In the dim light, Helen saw him grin at her. She smiled, then wrapped the blanket around her before snuggling down into his still warm coat. ‘Goodnight.’

‘Goodnight.’

For ten full minutes, silence reigned. Martin, far from sleep, watched the clouds cross the moon. Then the thunder returned in full measure. The horses whinnied but settled again. He heard his companion shift restlessly. ‘What’s the matter? Afraid of mice?’


Mice
?’ On the rising note, Helen sat bolt upright.

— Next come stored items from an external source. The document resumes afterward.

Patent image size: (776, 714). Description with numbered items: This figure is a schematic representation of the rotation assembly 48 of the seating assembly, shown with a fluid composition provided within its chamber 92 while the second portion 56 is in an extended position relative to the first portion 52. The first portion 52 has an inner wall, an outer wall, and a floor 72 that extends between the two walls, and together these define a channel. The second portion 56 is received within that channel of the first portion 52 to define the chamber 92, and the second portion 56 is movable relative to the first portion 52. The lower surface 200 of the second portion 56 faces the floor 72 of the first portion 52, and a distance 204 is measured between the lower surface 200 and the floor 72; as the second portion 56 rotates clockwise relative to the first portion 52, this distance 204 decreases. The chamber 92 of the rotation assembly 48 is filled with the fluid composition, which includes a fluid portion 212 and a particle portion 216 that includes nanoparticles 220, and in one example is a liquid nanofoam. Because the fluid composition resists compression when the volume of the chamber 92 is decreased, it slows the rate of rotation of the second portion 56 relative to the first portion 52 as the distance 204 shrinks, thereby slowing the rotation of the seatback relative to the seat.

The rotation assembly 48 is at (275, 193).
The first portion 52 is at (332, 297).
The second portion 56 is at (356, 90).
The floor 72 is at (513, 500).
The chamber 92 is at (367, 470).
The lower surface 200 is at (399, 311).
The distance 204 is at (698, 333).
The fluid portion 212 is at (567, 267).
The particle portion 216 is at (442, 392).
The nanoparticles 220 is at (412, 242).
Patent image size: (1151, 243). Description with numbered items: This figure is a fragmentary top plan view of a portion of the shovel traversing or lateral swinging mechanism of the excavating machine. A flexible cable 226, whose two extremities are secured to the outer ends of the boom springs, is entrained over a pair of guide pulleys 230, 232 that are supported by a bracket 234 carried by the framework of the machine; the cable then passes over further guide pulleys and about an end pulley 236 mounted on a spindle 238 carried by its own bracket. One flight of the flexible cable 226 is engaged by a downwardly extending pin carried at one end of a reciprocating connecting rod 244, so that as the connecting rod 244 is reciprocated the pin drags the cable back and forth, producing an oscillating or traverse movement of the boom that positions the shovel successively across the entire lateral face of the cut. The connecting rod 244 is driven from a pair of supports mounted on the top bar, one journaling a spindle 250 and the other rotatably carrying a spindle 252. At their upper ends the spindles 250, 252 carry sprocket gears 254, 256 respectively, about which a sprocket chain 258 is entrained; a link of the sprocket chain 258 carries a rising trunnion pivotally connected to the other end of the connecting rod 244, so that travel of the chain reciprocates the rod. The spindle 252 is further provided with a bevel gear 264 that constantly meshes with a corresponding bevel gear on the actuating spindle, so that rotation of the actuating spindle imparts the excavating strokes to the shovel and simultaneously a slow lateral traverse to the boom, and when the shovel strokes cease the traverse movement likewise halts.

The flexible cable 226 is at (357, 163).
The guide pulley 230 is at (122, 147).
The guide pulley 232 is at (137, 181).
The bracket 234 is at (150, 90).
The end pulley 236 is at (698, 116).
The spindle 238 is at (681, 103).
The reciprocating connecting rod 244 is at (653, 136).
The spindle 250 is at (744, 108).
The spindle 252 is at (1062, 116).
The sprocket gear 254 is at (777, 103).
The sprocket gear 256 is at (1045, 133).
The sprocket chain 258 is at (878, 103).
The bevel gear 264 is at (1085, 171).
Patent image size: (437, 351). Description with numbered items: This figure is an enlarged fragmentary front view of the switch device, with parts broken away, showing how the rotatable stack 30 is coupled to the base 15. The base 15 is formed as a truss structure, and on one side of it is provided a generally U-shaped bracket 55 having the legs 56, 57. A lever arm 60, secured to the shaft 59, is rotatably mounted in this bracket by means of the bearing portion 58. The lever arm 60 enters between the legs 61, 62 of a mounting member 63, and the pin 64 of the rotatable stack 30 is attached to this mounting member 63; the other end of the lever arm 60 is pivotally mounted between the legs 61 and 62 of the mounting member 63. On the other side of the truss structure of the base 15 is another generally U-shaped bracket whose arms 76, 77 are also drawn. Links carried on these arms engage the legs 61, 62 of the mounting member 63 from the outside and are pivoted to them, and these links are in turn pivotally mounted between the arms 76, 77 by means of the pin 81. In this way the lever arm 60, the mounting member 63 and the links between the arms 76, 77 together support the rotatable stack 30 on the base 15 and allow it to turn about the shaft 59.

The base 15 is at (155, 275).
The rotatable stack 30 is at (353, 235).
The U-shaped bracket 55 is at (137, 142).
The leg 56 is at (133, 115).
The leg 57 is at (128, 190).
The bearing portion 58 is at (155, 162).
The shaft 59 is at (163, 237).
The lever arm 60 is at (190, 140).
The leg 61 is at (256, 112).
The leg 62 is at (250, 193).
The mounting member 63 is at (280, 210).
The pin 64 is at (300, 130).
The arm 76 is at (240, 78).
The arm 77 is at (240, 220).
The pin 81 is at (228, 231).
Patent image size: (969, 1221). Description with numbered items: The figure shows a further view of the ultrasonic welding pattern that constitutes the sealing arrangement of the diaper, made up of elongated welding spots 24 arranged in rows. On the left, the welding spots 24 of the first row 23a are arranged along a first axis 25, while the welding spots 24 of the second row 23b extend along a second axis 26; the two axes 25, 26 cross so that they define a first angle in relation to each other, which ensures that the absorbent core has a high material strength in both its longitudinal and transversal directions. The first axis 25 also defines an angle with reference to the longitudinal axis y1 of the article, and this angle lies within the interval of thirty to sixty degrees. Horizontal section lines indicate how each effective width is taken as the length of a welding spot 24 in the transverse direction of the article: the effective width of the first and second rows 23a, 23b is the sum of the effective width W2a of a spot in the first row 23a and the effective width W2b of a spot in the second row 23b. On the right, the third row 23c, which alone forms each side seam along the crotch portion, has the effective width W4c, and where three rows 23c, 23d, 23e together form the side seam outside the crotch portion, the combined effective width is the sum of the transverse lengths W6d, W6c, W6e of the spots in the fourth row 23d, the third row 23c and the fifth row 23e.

Silently, Martin cursed his loose tongue. ‘Don’t worry about them.’


Don’t
…! You must be joking!’

Helen shivered, an action Martin saw clearly as a shaft
of moonlight glanced through the hay door and fell full on her. God, she was an armful!

Hugging the greatcoat about her, Helen struggled to subdue her burgeoning panic. She sat still, breathing deeply, until another crack of thunder rent the night. ‘If you must know, I’m frightened of storms.’ The admission, forced through her chattering teeth, came out at least an octave too high. ‘And I’m cold.’